Received:2020-03-02 Online:2020-03-10 Published:2020-03-02
About author:王兴凤硕士研究生，主要研究方向为网络空间安全. 1209380476@qq.com 黄琨茗硕士研究生，主要研究方向为恶意代码检测. 1135750477@qq.com 张文杰硕士研究生，主要研究方向为恶意代码检测. 1265616844@qq.com

摘要/Abstract

摘要： 卷积神经网络(convolutional neural network, CNN)在诸多领域得到了广泛应用，Windows API序列在结构上存在前后依赖关系，仅仅使用卷积神经网络实现恶意代码检测将忽略词的上下文语义,因此使用了词向量模型来训练API序列，并且融合5个大小不同的卷积核来弥补传统卷积网络丢失序列时序信息和语法信息的缺点.在Cuckoo沙箱中运行样本文件，提取动态API序列并进行去重处理，预训练得到词向量，输入到多核融合的CNN网络中训练恶意代码检测模型.最后使用测试集测试模型的有效性，测试集的正确率值达到了98.1%，结果表明所提出的方法能有效地检测恶意代码.

关键词: 恶意代码, API序列, 词嵌入, 多核融合, 卷积神经网络

Abstract: Convolutional neural network (CNN) has been widely used in many fields.
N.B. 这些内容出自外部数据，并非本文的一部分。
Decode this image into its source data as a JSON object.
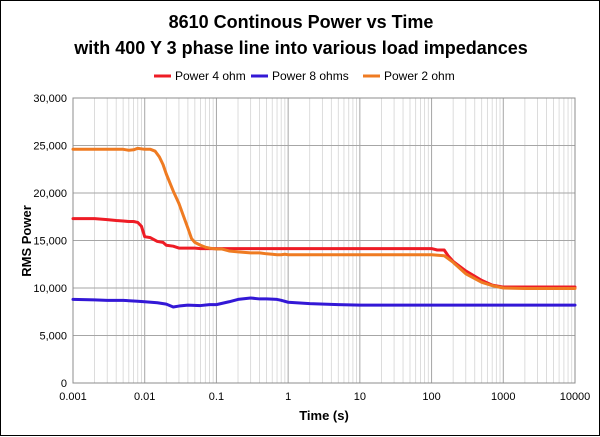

Windows Application Programming Interface(API) sequences are structurally dependent on each other. Only using convolutional neural networks to detect malware will ignore the context semantics of words. Therefore, this paper uses the word embedding model to pretrain the API sequences to from word vectors. Then, five convolution kernels of different sizes are fused to make up for the shortcomings of traditional convolutional networks in losing sequence timing information and ignoring word context semantics and grammatical information. This paper runs a sample in the Cuckoo sandbox, extracts dynamic API sequences and performs deduplication processing. The word vectors are pretrained using the word embedding method, and input to a multicore fusion CNN network to train a malware detection model. Finally, this paper uses the testset to test the validity of the model. The accuracy value of the testset reaches 98.1%. The results show that the method proposed in this paper can effectively detect malware.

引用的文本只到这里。